The lunatics were once in charge of the asylum. The first six directors of the National Gallery were all artists: before art history became an academic discipline, artists were the leading authorities on art.
Founded more as a teaching resource than a visitor attraction, until the mid-1940s the gallery was reserved for artists two days a week, when other visitors had to pay for entry. This stopped them getting in the way of artists copying from the masters, an essential part of an art education in the days before cheap colour reproduction.
There’s something of the altarpiece in this image of an artist’s progenitors flanking a touchstone for his art
It’s rare to see artists copying in the galleries now that they are so jam-packed with tourists. As long ago as 1980, David Hockney wrote to the then director Michael Levey asking permission to copy a Van Gogh in the basement, as to be ‘stood in the N.G. every morning would be hard for me – people would natter to me’. Copying, he argued, was ‘a marvellous way to learn, it was good enough for Degas, Van Gogh and almost everybody else before 1920’.
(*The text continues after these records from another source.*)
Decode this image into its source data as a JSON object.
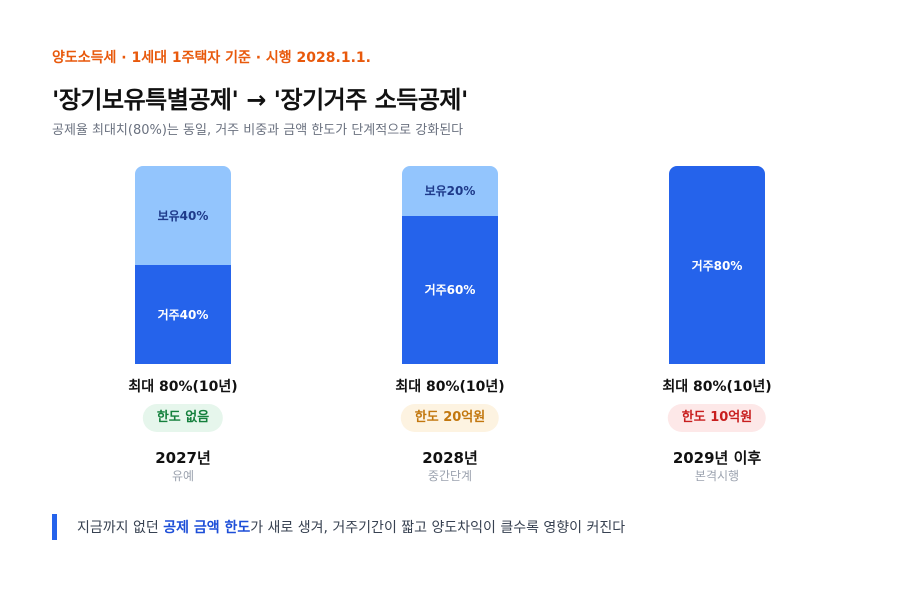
{
  "header": {
    "kicker": "양도소득세 · 1세대 1주택자 기준 · 시행 2028.1.1.",
    "title": "'장기보유특별공제' → '장기거주 소득공제'",
    "subtitle": "공제율 최대치(80%)는 동일, 거주 비중과 금액 한도가 단계적으로 강화된다"
  },
  "chart_data": {
    "type": "bar",
    "stacked": true,
    "unit": "%",
    "ylim": [
      0,
      80
    ],
    "categories": [
      "2027년",
      "2028년",
      "2029년 이후"
    ],
    "series": [
      {
        "name": "보유",
        "values": [
          40,
          20,
          0
        ]
      },
      {
        "name": "거주",
        "values": [
          40,
          60,
          80
        ]
      }
    ],
    "columns": [
      {
        "year": "2027년",
        "phase": "유예",
        "max": "최대 80%(10년)",
        "cap": "한도 없음",
        "cap_style": "green",
        "segments": [
          {
            "label": "보유40%",
            "kind": "hold",
            "value": 40
          },
          {
            "label": "거주40%",
            "kind": "res",
            "value": 40
          }
        ]
      },
      {
        "year": "2028년",
        "phase": "중간단계",
        "max": "최대 80%(10년)",
        "cap": "한도 20억원",
        "cap_style": "amber",
        "segments": [
          {
            "label": "보유20%",
            "kind": "hold",
            "value": 20
          },
          {
            "label": "거주60%",
            "kind": "res",
            "value": 60
          }
        ]
      },
      {
        "year": "2029년 이후",
        "phase": "본격시행",
        "max": "최대 80%(10년)",
        "cap": "한도 10억원",
        "cap_style": "red",
        "segments": [
          {
            "label": "거주80%",
            "kind": "res",
            "value": 80
          }
        ]
      }
    ],
    "colors": {
      "hold": "#93c5fd",
      "res": "#2563eb"
    }
  },
  "footer": {
    "text_before": "지금까지 없던 ",
    "highlight": "공제 금액 한도",
    "text_after": "가 새로 생겨, 거주기간이 짧고 양도차익이 클수록 영향이 커진다"
  }
}
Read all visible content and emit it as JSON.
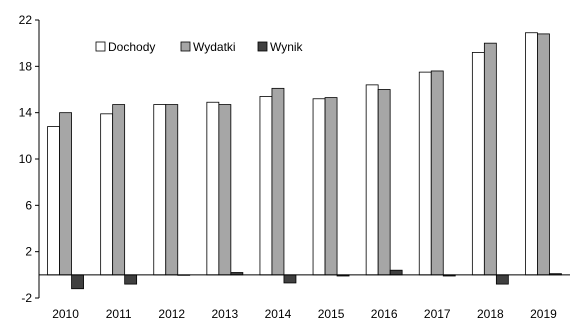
{
  "chart_data": {
    "type": "bar",
    "categories": [
      "2010",
      "2011",
      "2012",
      "2013",
      "2014",
      "2015",
      "2016",
      "2017",
      "2018",
      "2019"
    ],
    "series": [
      {
        "name": "Dochody",
        "color": "#ffffff",
        "values": [
          12.8,
          13.9,
          14.7,
          14.9,
          15.4,
          15.2,
          16.4,
          17.5,
          19.2,
          20.9
        ]
      },
      {
        "name": "Wydatki",
        "color": "#a6a6a6",
        "values": [
          14.0,
          14.7,
          14.7,
          14.7,
          16.1,
          15.3,
          16.0,
          17.6,
          20.0,
          20.8
        ]
      },
      {
        "name": "Wynik",
        "color": "#404040",
        "values": [
          -1.2,
          -0.8,
          0.0,
          0.2,
          -0.7,
          -0.1,
          0.4,
          -0.1,
          -0.8,
          0.1
        ]
      }
    ],
    "y_ticks": [
      "-2",
      "2",
      "6",
      "10",
      "14",
      "18",
      "22"
    ],
    "ylim": [
      -2,
      22
    ],
    "grid": false,
    "legend_position": "top-left"
  }
}
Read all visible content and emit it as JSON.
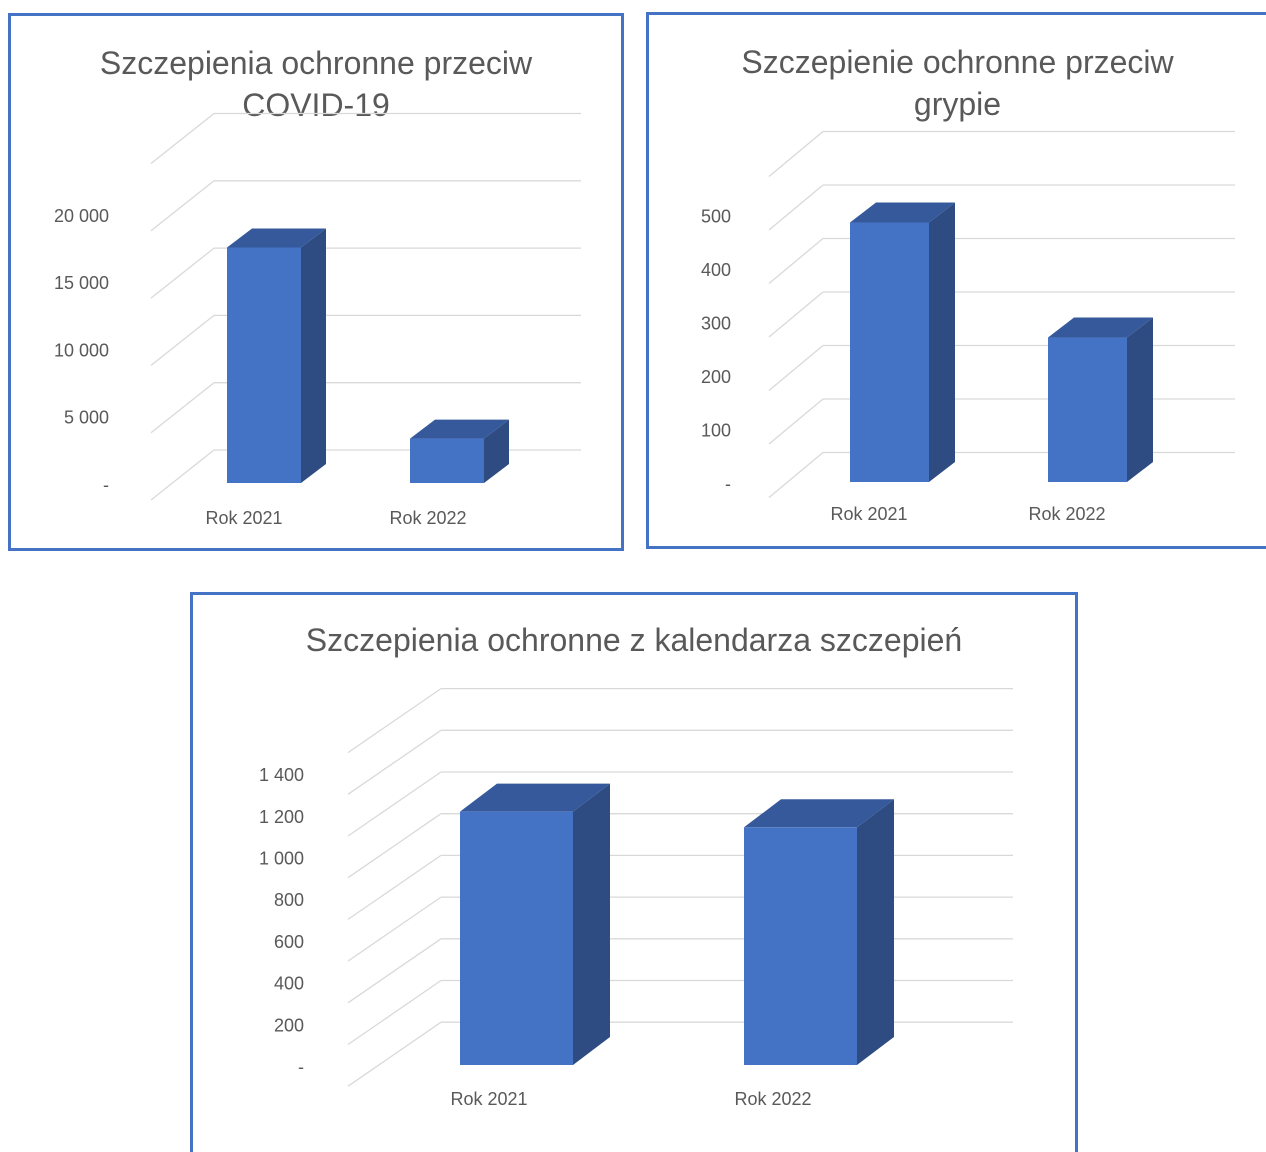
{
  "charts": [
    {
      "title_lines": [
        "Szczepienia ochronne przeciw",
        "COVID-19"
      ]
    },
    {
      "title_lines": [
        "Szczepienie ochronne przeciw",
        "grypie"
      ]
    },
    {
      "title_lines": [
        "Szczepienia ochronne z kalendarza szczepień"
      ]
    }
  ],
  "chart_data": [
    {
      "type": "bar",
      "title": "Szczepienia ochronne przeciw COVID-19",
      "categories": [
        "Rok 2021",
        "Rok 2022"
      ],
      "values": [
        17500,
        3300
      ],
      "y_ticks": [
        "-",
        "5 000",
        "10 000",
        "15 000",
        "20 000"
      ],
      "ylim": [
        0,
        20000
      ],
      "gridlines": true,
      "style": "3d-column",
      "bar_color": "#4472c4"
    },
    {
      "type": "bar",
      "title": "Szczepienie ochronne przeciw grypie",
      "categories": [
        "Rok 2021",
        "Rok 2022"
      ],
      "values": [
        485,
        270
      ],
      "y_ticks": [
        "-",
        "100",
        "200",
        "300",
        "400",
        "500"
      ],
      "ylim": [
        0,
        500
      ],
      "gridlines": true,
      "style": "3d-column",
      "bar_color": "#4472c4"
    },
    {
      "type": "bar",
      "title": "Szczepienia ochronne z kalendarza szczepień",
      "categories": [
        "Rok 2021",
        "Rok 2022"
      ],
      "values": [
        1215,
        1140
      ],
      "y_ticks": [
        "-",
        "200",
        "400",
        "600",
        "800",
        "1 000",
        "1 200",
        "1 400"
      ],
      "ylim": [
        0,
        1400
      ],
      "gridlines": true,
      "style": "3d-column",
      "bar_color": "#4472c4"
    }
  ]
}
The request was part of a correspondence about his 1981 Artist’s Eye exhibition, the fifth in a series designed to take the institution back to its roots by inviting living artists to hang a selection of their own works alongside favourite paintings from the collection. Hockney’s selection was decided in advance. Four years earlier he had painted a portrait of his friend Henry Geldzahler, curator of contemporary art at the Met, studying reproductions of four of the artist’s favourite National Gallery paintings taped to a screen in his studio. Titled ‘Looking at Pictures on a Screen’ (1977), the work testified to Hockney’s belief in the power of great painting of all periods to continue to ‘give off a lot of its magic’ even in reproduction.